A Greek police officer escorts a Turkish officer who fled to Greece by helicopter after the mid-July failed coup, as he leaves the courthouse of Alexandroupoli, near the Greek-Turkish border, July 21, 2016. (Photo by AFP)

Greek police have detained two Turkish military officials found in a car belonging to a smuggler of refugees.

The arrest was made in Xanthi, the capital of the northeastern province of Eastern Macedonia and Thrace, on Thursday evening, local police was cited as saying on Saturday.

The police added that the two officials had been crammed inside a car carrying Bulgarian license plates along with several refugees. It was not clear when and how the Turkish officials came to Greece, and whether they planned to seek for asylum.

“We are not ruling out the possibility that they themselves were part of the smuggling operation,” an unnamed police source in Athens said.

On July 16, a day after a coup attempt in Turkey, a Turkish Black Hawk helicopter landed in Alexandroupoli in the same Greek province and their passengers, a group of eight consisting of two commanders, four captains and two sergeants, who had fled Turkey, requested asylum.
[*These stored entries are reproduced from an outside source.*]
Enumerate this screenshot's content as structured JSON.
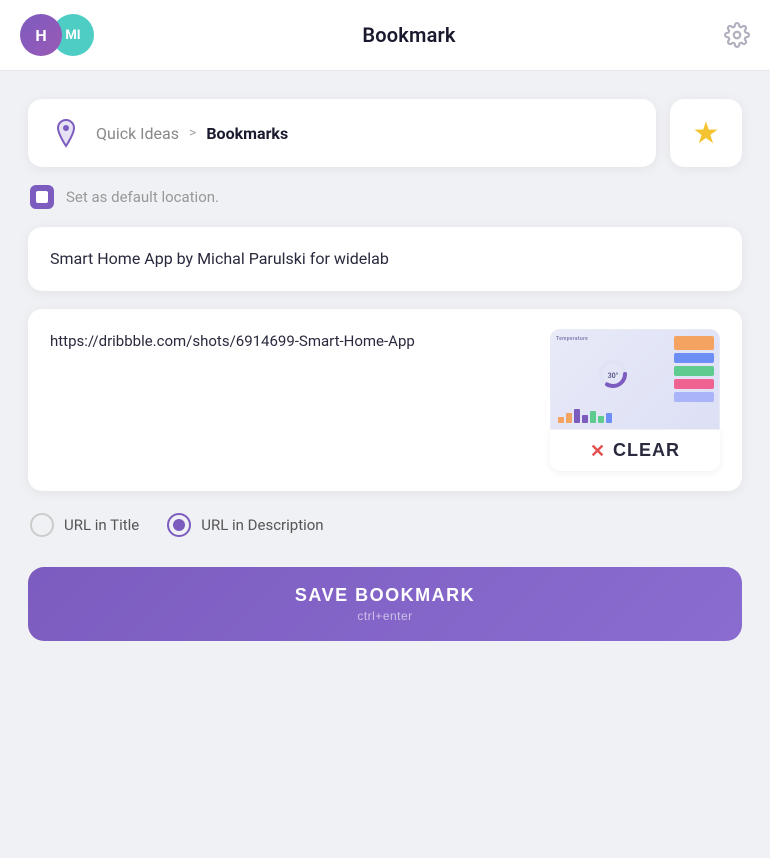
{
  "header": {
    "title": "Bookmark",
    "avatar_h_label": "H",
    "avatar_mi_label": "MI"
  },
  "location": {
    "parent": "Quick Ideas",
    "arrow": ">",
    "current": "Bookmarks"
  },
  "default_location": {
    "label": "Set as default location."
  },
  "title_card": {
    "text": "Smart Home App by Michal Parulski for widelab"
  },
  "url_card": {
    "url": "https://dribbble.com/shots/6914699-Smart-Home-App"
  },
  "clear_button": {
    "label": "CLEAR"
  },
  "radio": {
    "option1": "URL in Title",
    "option2": "URL in Description"
  },
  "save_button": {
    "label": "SAVE BOOKMARK",
    "shortcut": "ctrl+enter"
  },
  "colors": {
    "accent": "#7c5cbf",
    "star": "#f4c430",
    "clear_x": "#e05050"
  }
}
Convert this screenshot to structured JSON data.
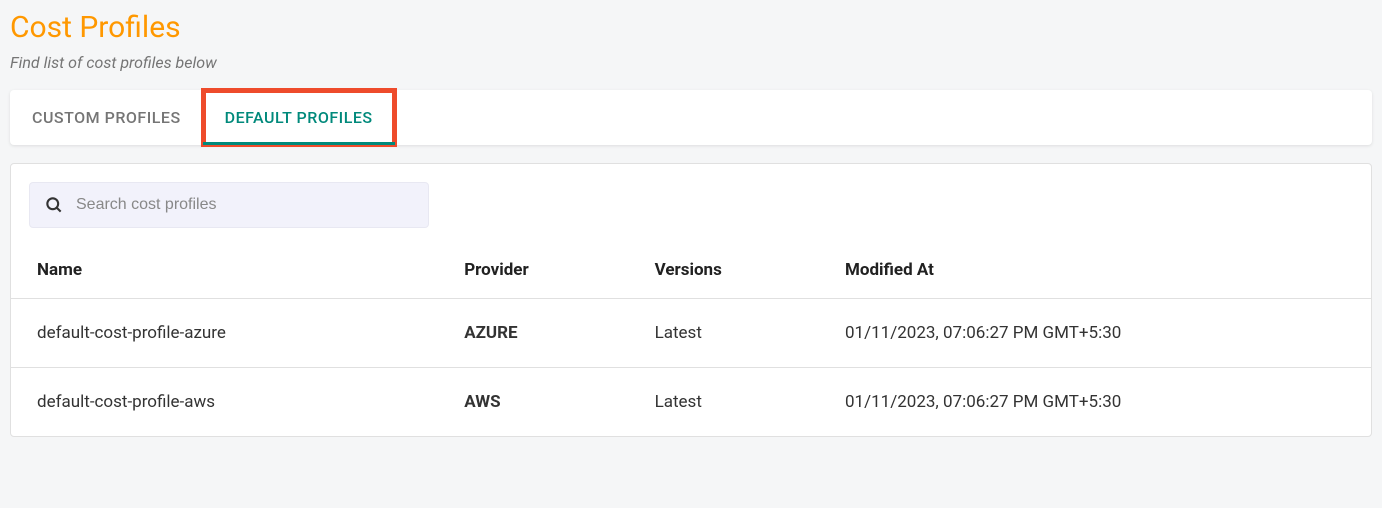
{
  "header": {
    "title": "Cost Profiles",
    "subtitle": "Find list of cost profiles below"
  },
  "tabs": [
    {
      "label": "CUSTOM PROFILES",
      "active": false
    },
    {
      "label": "DEFAULT PROFILES",
      "active": true
    }
  ],
  "search": {
    "placeholder": "Search cost profiles",
    "value": ""
  },
  "table": {
    "columns": {
      "name": "Name",
      "provider": "Provider",
      "versions": "Versions",
      "modified": "Modified At"
    },
    "rows": [
      {
        "name": "default-cost-profile-azure",
        "provider": "AZURE",
        "versions": "Latest",
        "modified": "01/11/2023, 07:06:27 PM GMT+5:30"
      },
      {
        "name": "default-cost-profile-aws",
        "provider": "AWS",
        "versions": "Latest",
        "modified": "01/11/2023, 07:06:27 PM GMT+5:30"
      }
    ]
  }
}
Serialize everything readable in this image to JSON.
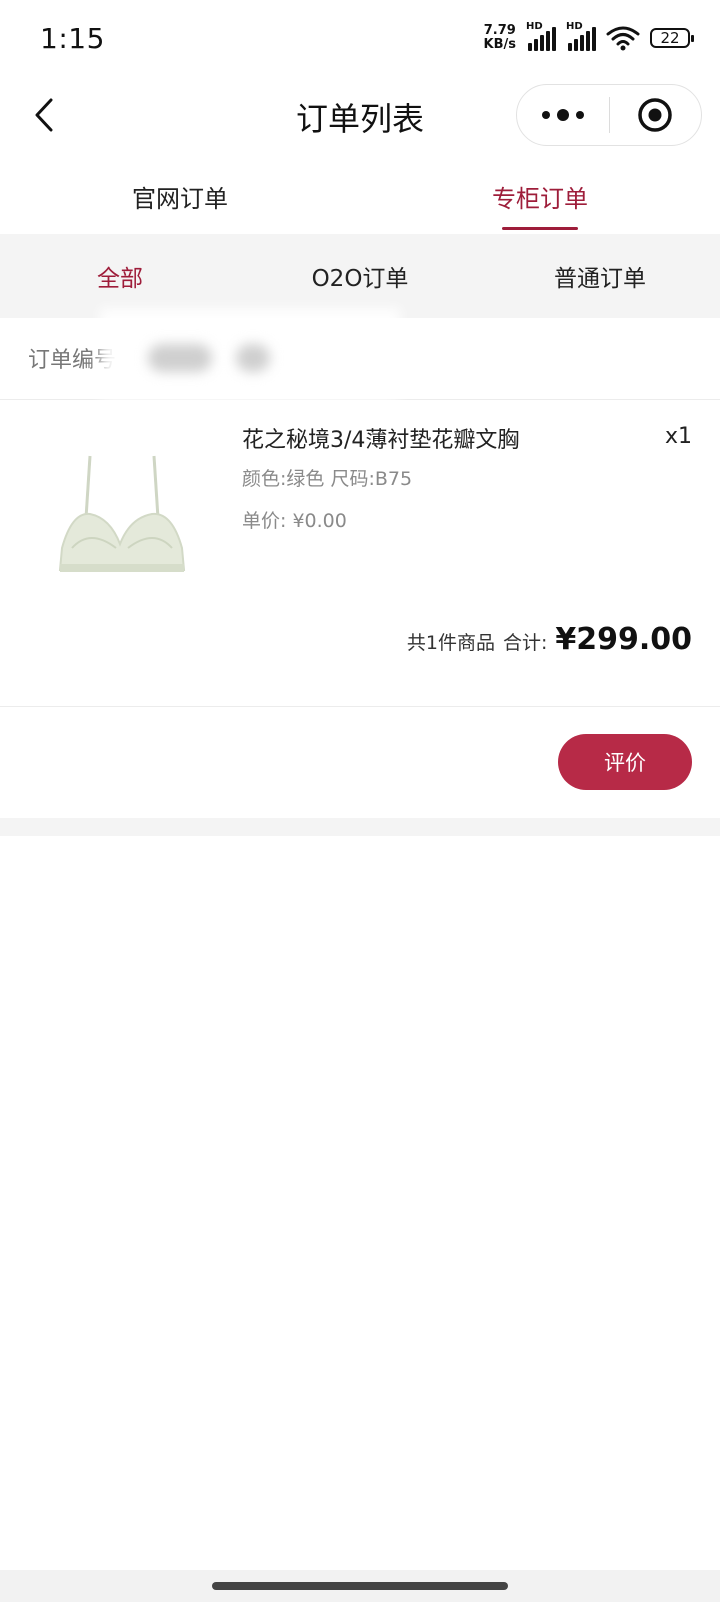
{
  "status_bar": {
    "time": "1:15",
    "net_speed_value": "7.79",
    "net_speed_unit": "KB/s",
    "hd_label": "HD",
    "battery": "22"
  },
  "nav": {
    "title": "订单列表"
  },
  "top_tabs": [
    {
      "label": "官网订单",
      "active": false
    },
    {
      "label": "专柜订单",
      "active": true
    }
  ],
  "sub_tabs": [
    {
      "label": "全部",
      "active": true
    },
    {
      "label": "O2O订单",
      "active": false
    },
    {
      "label": "普通订单",
      "active": false
    }
  ],
  "order": {
    "order_no_label": "订单编号",
    "product": {
      "name": "花之秘境3/4薄衬垫花瓣文胸",
      "quantity": "x1",
      "spec": "颜色:绿色 尺码:B75",
      "unit_price": "单价: ¥0.00"
    },
    "total_count": "共1件商品",
    "total_label": "合计:",
    "total_amount": "¥299.00",
    "review_button": "评价"
  },
  "colors": {
    "accent": "#9e1d3a",
    "button": "#b72a47",
    "subtab_bg": "#f4f4f4"
  }
}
They said their lives were in danger in their home country, despite denying having any role in the coup. Ankara has repeatedly asked Athens to extradite the men, but that request can only be taken into consideration by Greece when the men’s applications for asylum are definitively decided.
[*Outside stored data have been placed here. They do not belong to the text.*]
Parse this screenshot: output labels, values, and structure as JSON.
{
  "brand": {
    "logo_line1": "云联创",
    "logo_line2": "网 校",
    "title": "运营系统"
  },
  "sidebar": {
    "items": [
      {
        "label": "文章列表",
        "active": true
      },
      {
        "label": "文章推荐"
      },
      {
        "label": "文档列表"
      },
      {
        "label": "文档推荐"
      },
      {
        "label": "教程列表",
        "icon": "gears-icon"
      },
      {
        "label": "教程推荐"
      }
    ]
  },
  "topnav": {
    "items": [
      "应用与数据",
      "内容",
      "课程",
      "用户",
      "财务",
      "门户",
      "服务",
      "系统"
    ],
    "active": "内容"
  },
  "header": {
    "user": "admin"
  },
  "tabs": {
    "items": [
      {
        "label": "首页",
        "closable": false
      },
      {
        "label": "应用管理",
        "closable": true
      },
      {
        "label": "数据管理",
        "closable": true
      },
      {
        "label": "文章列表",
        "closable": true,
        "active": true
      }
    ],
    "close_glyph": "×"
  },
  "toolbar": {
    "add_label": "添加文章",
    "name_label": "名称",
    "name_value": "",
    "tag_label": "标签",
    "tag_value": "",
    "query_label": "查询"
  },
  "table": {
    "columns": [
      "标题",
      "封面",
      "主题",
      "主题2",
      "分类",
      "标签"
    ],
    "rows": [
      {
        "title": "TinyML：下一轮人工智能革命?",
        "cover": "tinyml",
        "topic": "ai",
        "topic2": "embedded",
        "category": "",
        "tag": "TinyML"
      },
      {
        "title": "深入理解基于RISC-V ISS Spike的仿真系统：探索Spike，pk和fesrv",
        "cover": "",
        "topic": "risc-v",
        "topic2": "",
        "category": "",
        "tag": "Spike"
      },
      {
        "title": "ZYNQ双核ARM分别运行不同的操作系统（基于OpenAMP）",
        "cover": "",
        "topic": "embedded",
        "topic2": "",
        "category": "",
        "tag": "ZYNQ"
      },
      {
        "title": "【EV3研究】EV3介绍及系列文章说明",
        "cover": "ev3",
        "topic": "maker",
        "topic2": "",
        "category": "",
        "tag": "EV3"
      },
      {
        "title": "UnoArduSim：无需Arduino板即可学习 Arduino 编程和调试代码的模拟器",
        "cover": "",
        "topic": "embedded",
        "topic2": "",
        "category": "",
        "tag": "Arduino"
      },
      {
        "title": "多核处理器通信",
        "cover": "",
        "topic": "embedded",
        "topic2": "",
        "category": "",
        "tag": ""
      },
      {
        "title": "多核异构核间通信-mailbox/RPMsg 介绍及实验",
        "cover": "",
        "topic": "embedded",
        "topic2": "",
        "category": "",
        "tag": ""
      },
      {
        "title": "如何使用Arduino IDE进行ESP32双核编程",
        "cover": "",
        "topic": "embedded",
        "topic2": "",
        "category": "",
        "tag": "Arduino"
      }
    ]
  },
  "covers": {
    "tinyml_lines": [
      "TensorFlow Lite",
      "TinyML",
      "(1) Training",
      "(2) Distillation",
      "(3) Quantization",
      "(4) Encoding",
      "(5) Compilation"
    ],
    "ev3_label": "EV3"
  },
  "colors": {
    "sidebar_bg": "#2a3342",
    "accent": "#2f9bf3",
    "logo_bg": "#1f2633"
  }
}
The Saturday’s case can further pose a threat on the mutual relations between the two countries.

The coup, staged by a section of the Turkish military on the night of July 15, was soon put down as tens of thousands of people flooded the streets across Turkey in support of the government.

Over 240 people lost their lives and more than 2,100 others were injured in the coup attempt.
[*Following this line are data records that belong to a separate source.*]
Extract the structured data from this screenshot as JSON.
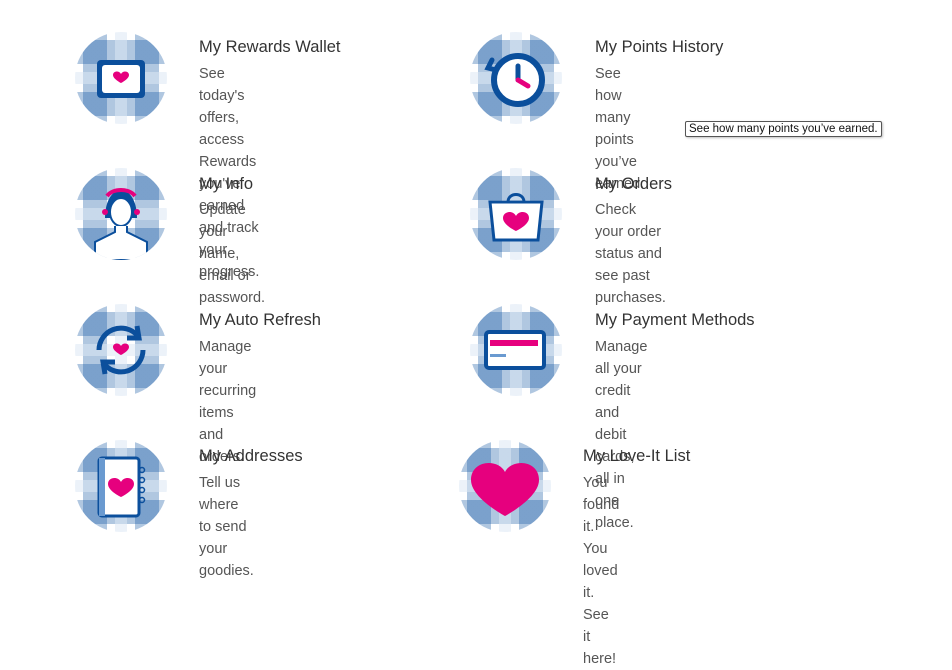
{
  "colors": {
    "brand_blue": "#0b4f9c",
    "pink": "#e6007e"
  },
  "tooltip": {
    "text": "See how many points you’ve earned."
  },
  "cards": [
    {
      "title": "My Rewards Wallet",
      "desc_line1": "See today's offers, access Rewards",
      "desc_line2": "you've earned and track your progress.",
      "icon": "wallet-icon"
    },
    {
      "title": "My Points History",
      "desc_line1": "See how many points you’ve earned.",
      "desc_line2": "",
      "icon": "clock-history-icon"
    },
    {
      "title": "My Info",
      "desc_line1": "Update your name,",
      "desc_line2": "email or password.",
      "icon": "profile-person-icon"
    },
    {
      "title": "My Orders",
      "desc_line1": "Check your order status and see past",
      "desc_line2": "purchases.",
      "icon": "shopping-bag-icon"
    },
    {
      "title": "My Auto Refresh",
      "desc_line1": "Manage your recurring",
      "desc_line2": "items and orders.",
      "icon": "refresh-heart-icon"
    },
    {
      "title": "My Payment Methods",
      "desc_line1": "Manage all your credit and debit cards,",
      "desc_line2": "all in one place.",
      "icon": "credit-card-icon"
    },
    {
      "title": "My Addresses",
      "desc_line1": "Tell us where to send",
      "desc_line2": "your goodies.",
      "icon": "address-book-icon"
    },
    {
      "title": "My Love-It List",
      "desc_line1": "You found it. You loved it. See it here!",
      "desc_line2": "",
      "icon": "heart-icon"
    }
  ]
}
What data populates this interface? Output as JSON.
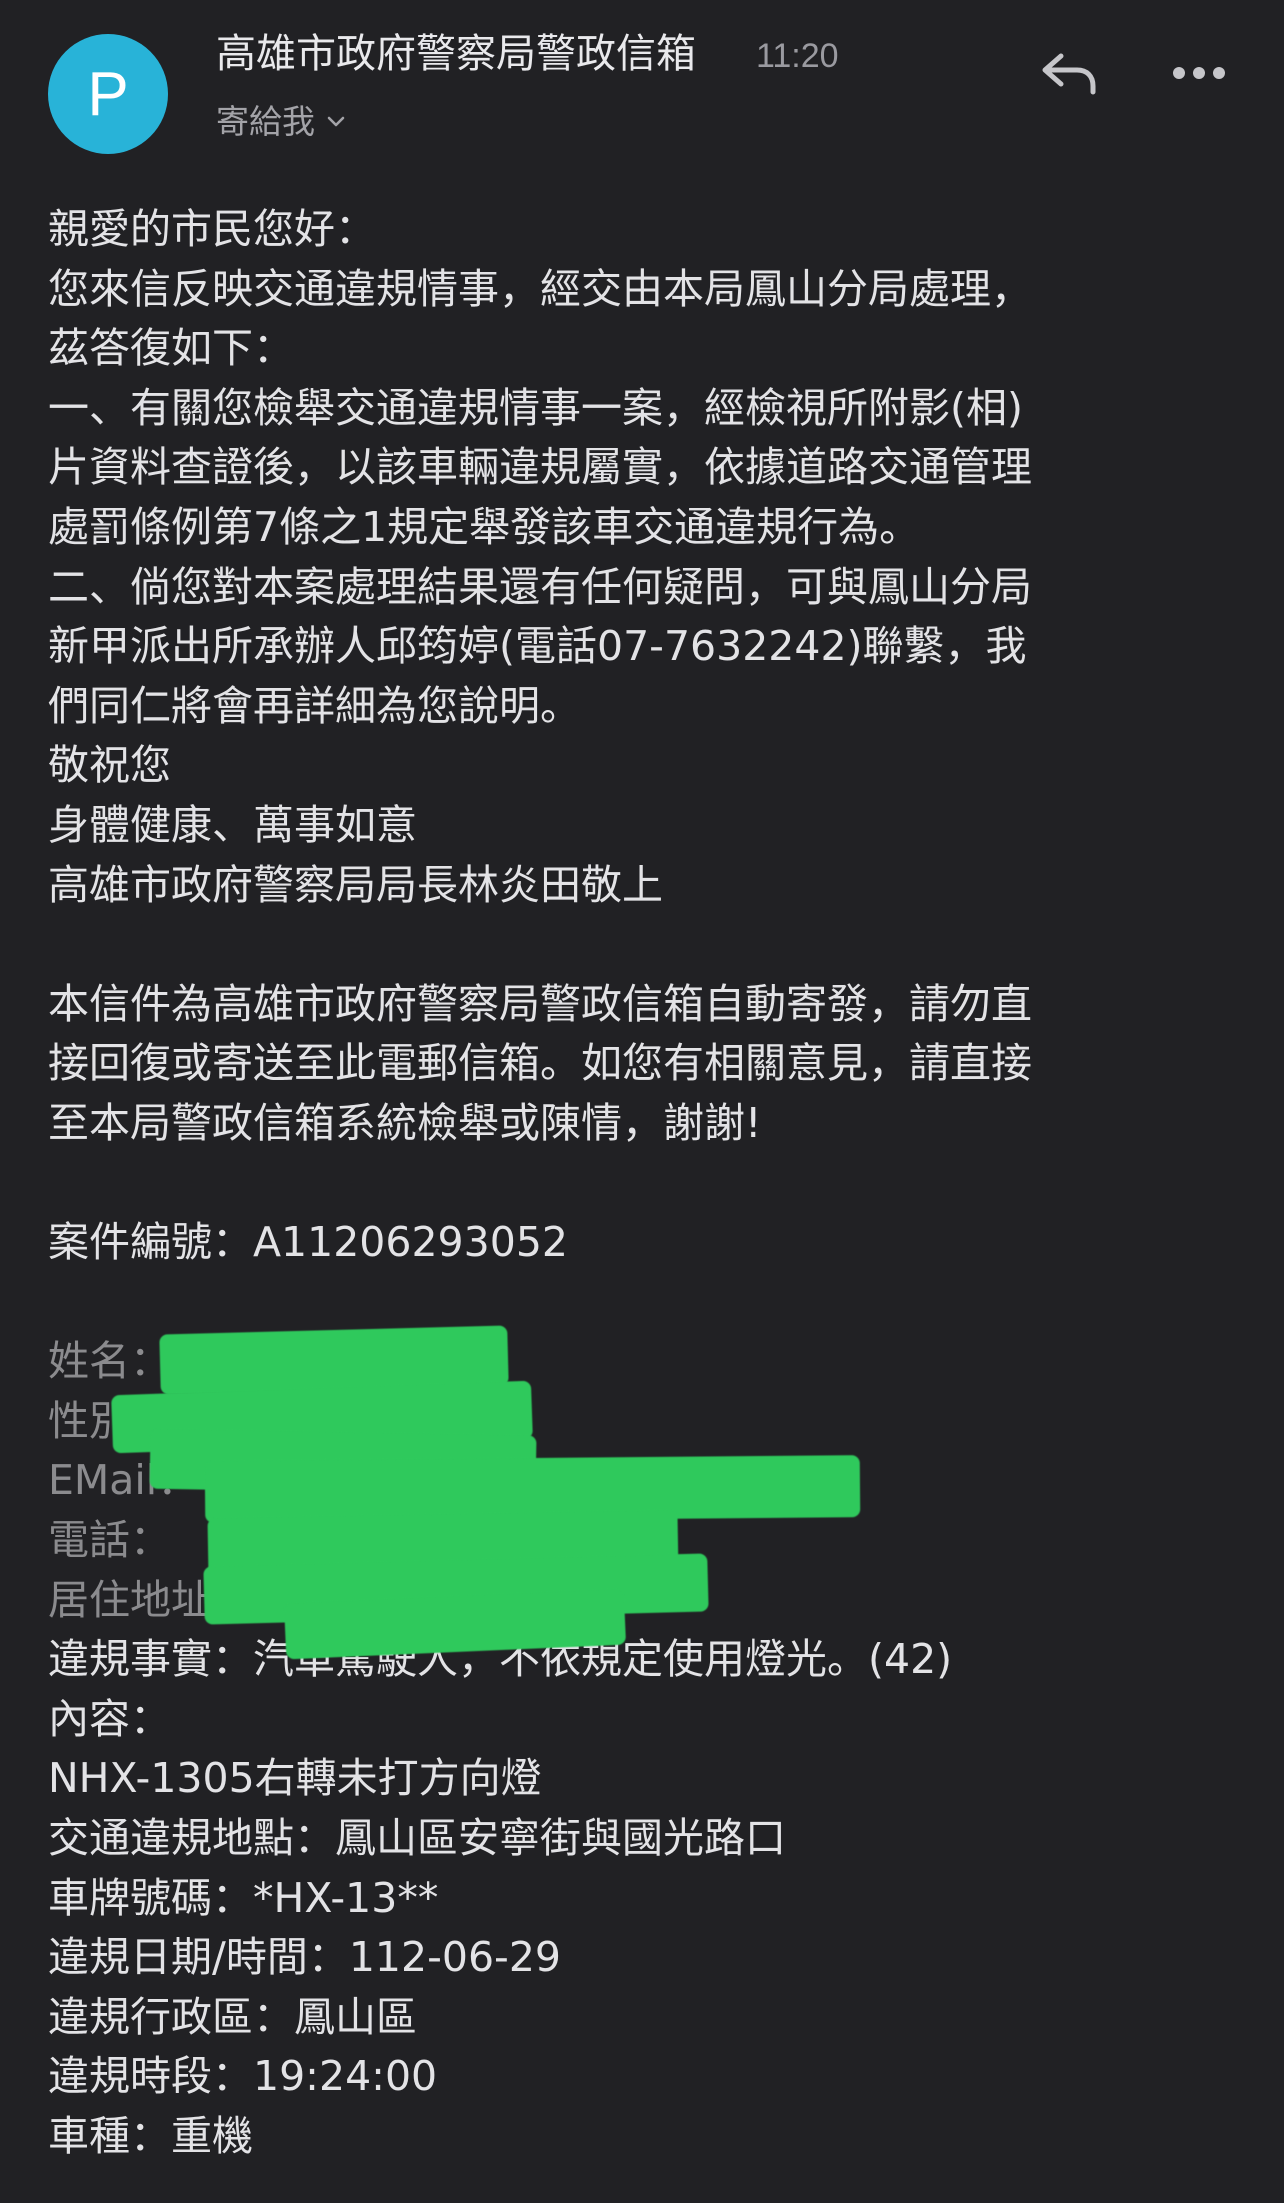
{
  "header": {
    "avatar_letter": "P",
    "sender": "高雄市政府警察局警政信箱",
    "time": "11:20",
    "to": "寄給我"
  },
  "icons": {
    "chevron": "chevron-down-icon",
    "reply": "reply-icon",
    "more": "more-horizontal-icon"
  },
  "colors": {
    "avatar": "#28b3d8",
    "background": "#212124",
    "redaction": "#2fc95c"
  },
  "body": {
    "greeting": "親愛的市民您好：",
    "p1": [
      "您來信反映交通違規情事，經交由本局鳳山分局處理，",
      "茲答復如下：",
      "一、有關您檢舉交通違規情事一案，經檢視所附影(相)",
      "片資料查證後，以該車輛違規屬實，依據道路交通管理",
      "處罰條例第7條之1規定舉發該車交通違規行為。",
      "二、倘您對本案處理結果還有任何疑問，可與鳳山分局",
      "新甲派出所承辦人邱筠婷(電話07-7632242)聯繫，我",
      "們同仁將會再詳細為您說明。",
      "敬祝您",
      "身體健康、萬事如意",
      "高雄市政府警察局局長林炎田敬上"
    ],
    "notice": [
      "本信件為高雄市政府警察局警政信箱自動寄發，請勿直",
      "接回復或寄送至此電郵信箱。如您有相關意見，請直接",
      "至本局警政信箱系統檢舉或陳情，謝謝!"
    ],
    "case_no": "案件編號：A11206293052",
    "personal": {
      "name_label": "姓名：",
      "gender_label": "性別：",
      "email_label": "EMail：",
      "phone_label": "電話：",
      "address_label": "居住地址："
    },
    "details": [
      "違規事實：汽車駕駛人，不依規定使用燈光。(42)",
      "內容：",
      "NHX-1305右轉未打方向燈",
      "交通違規地點：鳳山區安寧街與國光路口",
      "車牌號碼：*HX-13**",
      "違規日期/時間：112-06-29",
      "違規行政區：鳳山區",
      "違規時段：19:24:00",
      "車種：重機"
    ]
  }
}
Ankara has arrested over 30,000 on suspicion of involvement in the coup. It further began an unprecedented wave of suspensions and dismissals from the public sector of people speculated to have had a role in the subversive push or suspected of following anti-government sentiments.

Reports say about 100,000 people have been discharged or suspended from their jobs.

The opposition has fiercely criticized Ankara’s harsh and widening crackdown on those believed to have played a role in the attempt.

Ignoring those calls, the government extended for another three months the state of emergency starting October 19, following the first one, which began on July 20.

Turkish President Recep Tayyip Erdogan recently rejected criticisms about the need for a prolonged state of emergency, saying the measure could be kept for at least a year.